Capacity building beyond hospitals: The government-led strategies and measures to combat heat (and floods) will have to draw upon the resources of non-state actors such as public institutions, private organisations, corporate establishments, civil society groups and NGOs, and so on. While the onus is on hospitals – public and private – to prepare to treat heat-related illnesses and emergencies, governments must clarify what roles others can play before, during and after heat waves – or any extreme weather event.

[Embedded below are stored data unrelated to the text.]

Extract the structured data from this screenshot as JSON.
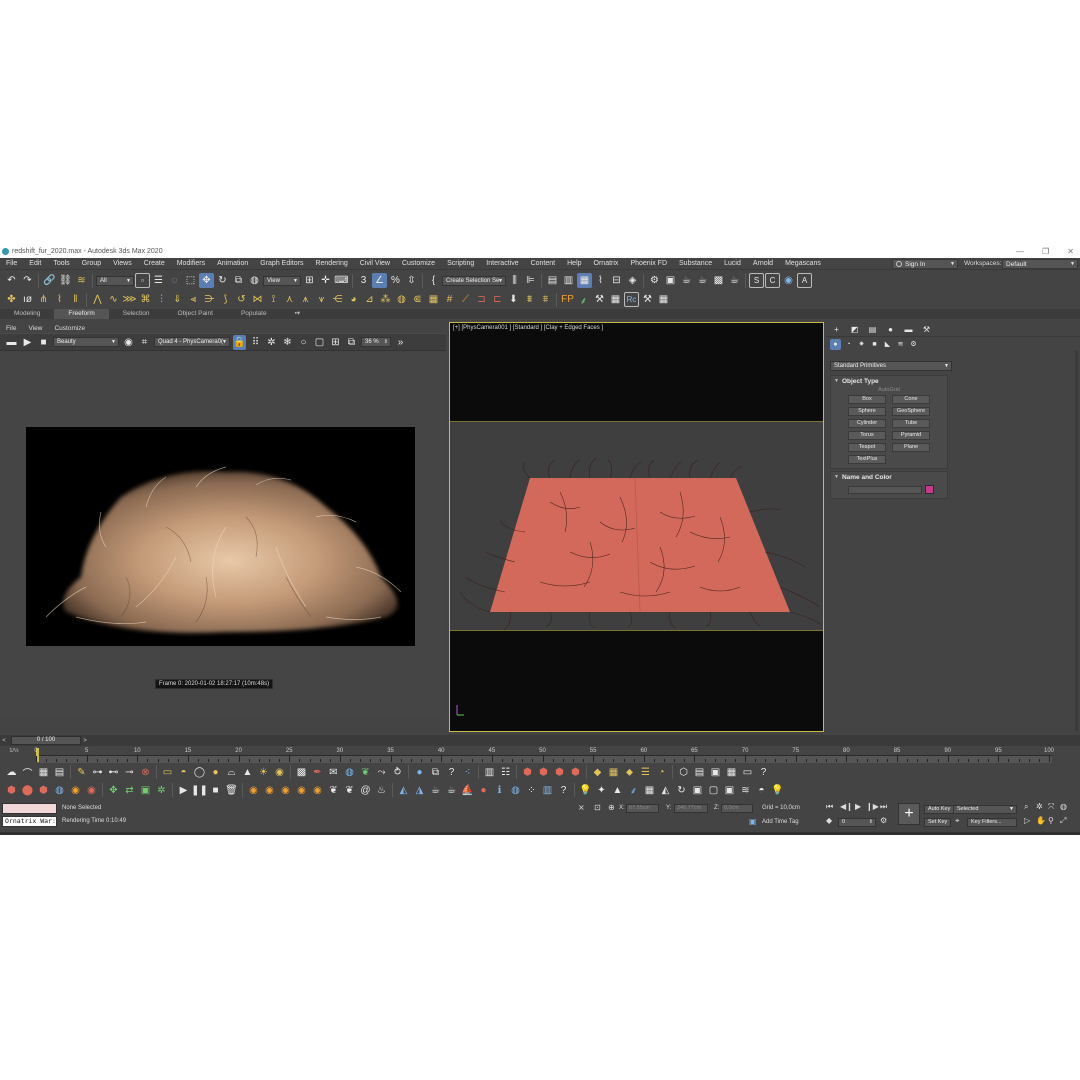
{
  "window": {
    "title": "redshift_fur_2020.max - Autodesk 3ds Max 2020",
    "controls": [
      "—",
      "❐",
      "✕"
    ]
  },
  "menubar": {
    "items": [
      "File",
      "Edit",
      "Tools",
      "Group",
      "Views",
      "Create",
      "Modifiers",
      "Animation",
      "Graph Editors",
      "Rendering",
      "Civil View",
      "Customize",
      "Scripting",
      "Interactive",
      "Content",
      "Help",
      "Ornatrix",
      "Phoenix FD",
      "Substance",
      "Lucid",
      "Arnold",
      "Megascans"
    ],
    "sign_in": "Sign In",
    "workspaces_label": "Workspaces:",
    "workspace_value": "Default"
  },
  "main_toolbar": {
    "filter_value": "All",
    "refcoord_value": "View",
    "selection_set_placeholder": "Create Selection Se"
  },
  "ribbon": {
    "tabs": [
      "Modeling",
      "Freeform",
      "Selection",
      "Object Paint",
      "Populate"
    ],
    "active": "Freeform"
  },
  "render_frame": {
    "menu": [
      "File",
      "View",
      "Customize"
    ],
    "channel_value": "Beauty",
    "view_value": "Quad 4 - PhysCamera0(",
    "zoom_value": "36 %",
    "frame_label": "Frame  0:  2020-01-02  18:27:17  (10m:48s)"
  },
  "viewport": {
    "label": "[+] [PhysCamera001 ] [Standard ] [Clay + Edged Faces ]"
  },
  "command_panel": {
    "category_value": "Standard Primitives",
    "object_type_title": "Object Type",
    "autogrid_label": "AutoGrid",
    "primitives": [
      "Box",
      "Cone",
      "Sphere",
      "GeoSphere",
      "Cylinder",
      "Tube",
      "Torus",
      "Pyramid",
      "Teapot",
      "Plane",
      "TextPlus"
    ],
    "name_color_title": "Name and Color",
    "swatch_color": "#c23c8b"
  },
  "timeline": {
    "counter": "0 / 100",
    "ticks": [
      "0",
      "5",
      "10",
      "15",
      "20",
      "25",
      "30",
      "35",
      "40",
      "45",
      "50",
      "55",
      "60",
      "65",
      "70",
      "75",
      "80",
      "85",
      "90",
      "95",
      "100"
    ],
    "frame_prefix": "1/½"
  },
  "status": {
    "selection": "None Selected",
    "rendering_time": "Rendering Time  0:10:49",
    "ornatrix_field": "Ornatrix War:",
    "x_label": "X:",
    "x_value": "67,55cm",
    "y_label": "Y:",
    "y_value": "246,77cm",
    "z_label": "Z:",
    "z_value": "0,0cm",
    "grid": "Grid = 10,0cm",
    "add_time_tag": "Add Time Tag",
    "auto_key": "Auto Key",
    "set_key": "Set Key",
    "key_mode_value": "Selected",
    "key_filters": "Key Filters...",
    "frame_value": "0"
  }
}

India’s average temperature will rise by 4.4 degrees Celsius by 2100.
Photo: Flickr

Chain of command, data and funding: Typically, most HAPs are located in medical and hospital departments of local and state governments to contain mortality and limit fatalities, but this is limited. The chain of command needs to be wider and clear – which department is responsible for reacting in real time to IMD forecasts, who turns them into alerts for people, who disseminates information  within how much time, who alerts hospitals and other establishments, and so on. Increasingly, Heat Officers are being appointed – Dhaka was the first Asian country to appoint a chief heat officer last year.[15] Mumbai’s municipal corporation has set up an environmental and climate change department.[16] But unless their roles and remits are made clear, this only adds to the multiplicity of agencies. Data is important; heat-related illnesses and fatalities are not always recorded. Similarly, funding for implementing HAPs is a critical factor and governments must make budget allocations.

According to the Union Ministry of Earth Sciences, India’s average temperature has risen by 0.7 degrees Celsius between 1901 and 2018 and will rise by 4.4 degrees Celsius by 2100 while heat waves will multiply by a factor of two or three. In 2015, Indian meteorologists analysed summer high-temperature days in two time frames – 1969-1990 and 1991-2013 – which included data from 25 cities and found that “there has been a significant increase in the number of high-temperature days across India…and megacities experienced a sharp increase in summer high-temperature days during the second period”.[17]

HAPs are offered as a panacea. However, they must be climate-adaptive, localised with area heat profiles, focused on vulnerable hotspots and people, with adequate funding and a clear chain of command – and include tree planting and preservation as the bulwark against heat.